Wednesday, January 20, 2016

What about those less fortunate?

     Am I my brother's keeper?  Where do I begin and end in relationship to caring for those less fortunate, those afflicted with diseases they did not ask for, and those who lack because they won't work?  The story is told of a man who comes to his pastor and tells the pastor that he cannot stand his situation anymore and is going to divorce his wife.  The pastor asks the man if he loves his wife.  The man says he doesn't love her as his wife.  The pastor asks the man if he loves her as a fellow believer.  The man said he didn't love her in that manner either.  The pastor asks the man if he loves her as a friend.  The man sadly tells the pastor that he is unable to do that either.  The pastor asks the man if he loves her as a part of humanity.  The man says no.  The pastor then said that the man is left with the responsibility to love his wife as his enemy.  There was no escaping the responsibility to love.  The ability to love is governed only by how we want to expend ourselves for others.  For many there is no expending done at all.  Others, though few, expend their lives for those around them who are fortunate or not.  Discretion shouldn't be used in the same sense as the verb, love.

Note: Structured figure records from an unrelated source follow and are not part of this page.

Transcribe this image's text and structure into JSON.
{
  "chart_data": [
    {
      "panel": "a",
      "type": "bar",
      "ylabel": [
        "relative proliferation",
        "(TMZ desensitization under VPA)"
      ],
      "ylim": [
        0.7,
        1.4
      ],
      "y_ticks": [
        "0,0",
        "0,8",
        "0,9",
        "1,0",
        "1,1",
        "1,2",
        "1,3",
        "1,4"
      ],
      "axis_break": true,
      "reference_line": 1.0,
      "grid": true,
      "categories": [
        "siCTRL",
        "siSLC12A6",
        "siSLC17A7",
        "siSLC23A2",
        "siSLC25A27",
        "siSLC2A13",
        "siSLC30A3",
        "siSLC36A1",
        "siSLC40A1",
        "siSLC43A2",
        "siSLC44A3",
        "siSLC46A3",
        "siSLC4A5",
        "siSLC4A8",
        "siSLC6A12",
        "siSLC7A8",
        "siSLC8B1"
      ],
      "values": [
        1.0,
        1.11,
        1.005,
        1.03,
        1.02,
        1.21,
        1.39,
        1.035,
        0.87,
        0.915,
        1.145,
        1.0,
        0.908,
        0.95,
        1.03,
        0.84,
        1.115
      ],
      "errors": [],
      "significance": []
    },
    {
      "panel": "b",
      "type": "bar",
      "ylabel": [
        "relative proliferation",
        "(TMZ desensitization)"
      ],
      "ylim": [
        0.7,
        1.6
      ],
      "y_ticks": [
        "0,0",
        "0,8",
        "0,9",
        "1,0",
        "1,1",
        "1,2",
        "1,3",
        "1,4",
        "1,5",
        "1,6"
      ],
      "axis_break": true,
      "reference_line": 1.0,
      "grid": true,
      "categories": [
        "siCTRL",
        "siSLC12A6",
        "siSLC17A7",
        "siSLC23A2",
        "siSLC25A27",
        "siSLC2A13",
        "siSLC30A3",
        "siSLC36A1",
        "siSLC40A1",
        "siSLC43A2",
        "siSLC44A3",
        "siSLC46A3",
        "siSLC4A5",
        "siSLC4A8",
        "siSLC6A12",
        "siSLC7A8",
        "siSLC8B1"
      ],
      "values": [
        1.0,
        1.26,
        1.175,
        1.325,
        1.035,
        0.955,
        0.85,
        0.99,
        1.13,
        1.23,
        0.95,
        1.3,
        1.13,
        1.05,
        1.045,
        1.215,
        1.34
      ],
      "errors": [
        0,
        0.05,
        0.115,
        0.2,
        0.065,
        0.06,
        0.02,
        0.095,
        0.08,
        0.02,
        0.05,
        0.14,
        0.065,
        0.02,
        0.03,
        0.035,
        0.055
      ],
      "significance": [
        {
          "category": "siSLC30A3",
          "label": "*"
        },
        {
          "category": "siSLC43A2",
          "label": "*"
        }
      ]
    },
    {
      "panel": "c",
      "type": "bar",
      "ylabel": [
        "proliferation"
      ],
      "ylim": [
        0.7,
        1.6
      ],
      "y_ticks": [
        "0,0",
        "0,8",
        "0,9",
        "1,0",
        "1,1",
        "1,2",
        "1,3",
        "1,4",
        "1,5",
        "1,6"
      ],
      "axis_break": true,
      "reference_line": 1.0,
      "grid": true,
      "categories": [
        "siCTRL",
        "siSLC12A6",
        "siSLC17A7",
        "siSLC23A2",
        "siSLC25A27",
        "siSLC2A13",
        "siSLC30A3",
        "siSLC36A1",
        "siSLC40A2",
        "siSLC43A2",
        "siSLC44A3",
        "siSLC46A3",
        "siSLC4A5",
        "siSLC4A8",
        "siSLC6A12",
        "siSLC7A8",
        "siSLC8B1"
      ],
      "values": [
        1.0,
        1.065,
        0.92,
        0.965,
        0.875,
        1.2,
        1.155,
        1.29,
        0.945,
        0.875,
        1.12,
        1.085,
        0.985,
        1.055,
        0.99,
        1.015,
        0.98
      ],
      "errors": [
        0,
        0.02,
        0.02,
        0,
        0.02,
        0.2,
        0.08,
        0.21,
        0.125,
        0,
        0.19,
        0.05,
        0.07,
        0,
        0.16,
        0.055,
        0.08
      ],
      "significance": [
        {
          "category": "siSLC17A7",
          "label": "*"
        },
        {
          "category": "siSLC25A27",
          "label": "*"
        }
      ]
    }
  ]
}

     Defining who my brother is should be easy.  However, we seek only those who agree with us, understand like us, believe like us and act like us to fill the definition of brother.  If you fall outside of that understanding the result is we don't consider you our brother and use this as justification to not be my brother's keeper.  Jesus tells us that "whatever you do with the least of these, you do to me."  Well, that doesn't really fit with what I do, believe and do not do because I do not believe.  Love your enemy?  Do good to those who persecute you?  Go the extra mile?  Give your coat to someone who asks for it?  Really!?  Jesus, you surely don't mean so and so?  They aren't in my social group.  They don't believe in you.  They don't do what society expects them to do to fit in.  They are mentally ill.  They are sick and might be contagious.  They are to big, to small, to...whatever.  They are the wrong color.  They don't do to me what they want me to do for them.  Ahh...there is part of the problem.  Jesus didn't tell us to be our brother's keeper in order to have anyone treat us as we treat them.  He told us to love our enemies and pray for those who persecute us. 
     What it comes down to is what kind of vision we have.  I don't mean what we see God doing in the future.  That's important but not at question right now.  What I mean is how we see others.  Do we see others from God's eyes or our own?  My eyes are tainted with all the crap of humanity.  There is a prejudice in the way we look at anything and everything.  Some think this way, some think that way and others don't seem to think at all!  What do I see?  What does it take to see what God sees.  First is a willingness to see me as God sees me.  I am the brother that I'm asked to be a keeper to.  There is no difference between anyone.  We are all a fallen creation who sin daily and live a fallen life.  Except for the grace of God there go I.  How about you?  When I stop seeing my fallen nature, I begin to exclude people and groups from the tab labelled "brother" in my mind.  Like Samuel told David when confronting David on his multiple sins, "You are that man."  That's what God tells us every day.  Yet in our piety we don't see the world from God's eyes and ignore the simple command to "feed my sheep."  As far as excuses go, I am the king of excuse making.  I've driven by the homeless, ignored the pleas of the plight of those less fortunate and corralled my resources and protected my bank account while not once realizing that TODAY my soul may be demanded of me and all of my unspent life wasted.  God want us to be spent today...totally...for Him.